The Entrepreneurial University

 
L'effetto accelerante dell'alto consumo di proteine nel processo che determina l'insufficienza renale cronica è ben noto da diversi anni. Gli atleti che praticano il sollevamento pesi e il body-building presentano spesso un innalzamento della creatinina sierica in seguito all'incremento di massa dei muscoli scheletrici. Inoltre, l'uso di steroidi androgeni anabolizzanti (SAA) può aumentare i livelli di creatinina sierica, nonché di azoto e di acido urico nel sangue e nelle urine. Anche la combinazione di SAA e creatina può provocare gravi danni renali. È stato inoltre segnalato un caso di grave sindrome nefrotica con glomerulonefrite membrano-proliferativa diffusa in un atleta che assumeva SAA e creatina per periodi prolungati.
In diversi atleti che facevano uso di SAA è stato riscontrato anche il tumore di Wilm, generalmente inusuale negli adulti. Inoltre, gli steroidi sono lievi carcinogeni che possono innescare la crescita di tumori o favorirla in presenza di altri carcinogeni. È stato suggerito che l'uso prolungato di SAA deve essere considerato almeno tra i fattori eziologici dell'insorgenza del carcinoma cellulare renale.

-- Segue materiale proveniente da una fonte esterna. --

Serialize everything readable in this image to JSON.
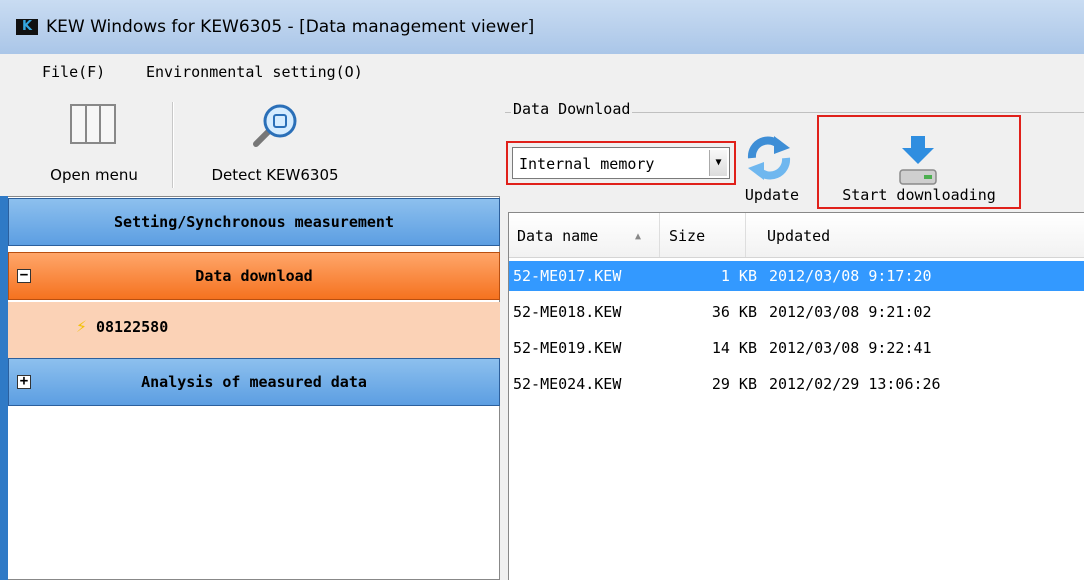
{
  "window": {
    "title": "KEW Windows for KEW6305 - [Data management viewer]",
    "logo": "K"
  },
  "menu": {
    "items": [
      "File(F)",
      "Environmental setting(O)"
    ]
  },
  "toolbar": {
    "open_menu": "Open menu",
    "detect": "Detect KEW6305"
  },
  "nav": {
    "setting_group": "Setting/Synchronous measurement",
    "download_group": "Data download",
    "download_expander": "−",
    "device": "08122580",
    "analysis_group": "Analysis of measured data",
    "analysis_expander": "+"
  },
  "download": {
    "caption": "Data Download",
    "source_value": "Internal memory",
    "update_label": "Update",
    "start_label": "Start downloading"
  },
  "filelist": {
    "columns": [
      "Data name",
      "Size",
      "Updated"
    ],
    "sort_indicator": "▲",
    "rows": [
      {
        "name": "52-ME017.KEW",
        "size": "1 KB",
        "updated": "2012/03/08 9:17:20",
        "selected": true
      },
      {
        "name": "52-ME018.KEW",
        "size": "36 KB",
        "updated": "2012/03/08 9:21:02",
        "selected": false
      },
      {
        "name": "52-ME019.KEW",
        "size": "14 KB",
        "updated": "2012/03/08 9:22:41",
        "selected": false
      },
      {
        "name": "52-ME024.KEW",
        "size": "29 KB",
        "updated": "2012/02/29 13:06:26",
        "selected": false
      }
    ]
  },
  "colors": {
    "selection": "#3399ff",
    "highlight_box": "#e0201a",
    "blue_group": "#5c9ee2",
    "orange_group": "#f5721f",
    "device_bg": "#fbd2b6"
  }
}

Solo alcuni studi indicano un possibile collegamento tra l'uso di SAA e l'insufficienza renale acuta (ARF). È stato riscontrato che l'abuso di stanozololo provoca colestasi grave e ARF. Inoltre, i risultati della biopsia renale erano coerenti con gli esiti di necrosi tubulare acuta. L'ARF è stata segnalata anche come complicazione della rabdomiolisi in un atleta di body building che assumeva SAA. Inoltre, è necessario prestare particolare attenzione anche alla possibilità di una nefrite interstiziale come effetto avverso dell'abuso di SAA.
L'ipovolemia cronica potrebbe aggravare i processi di deterioramento renale o gli scompensi elettrolitici.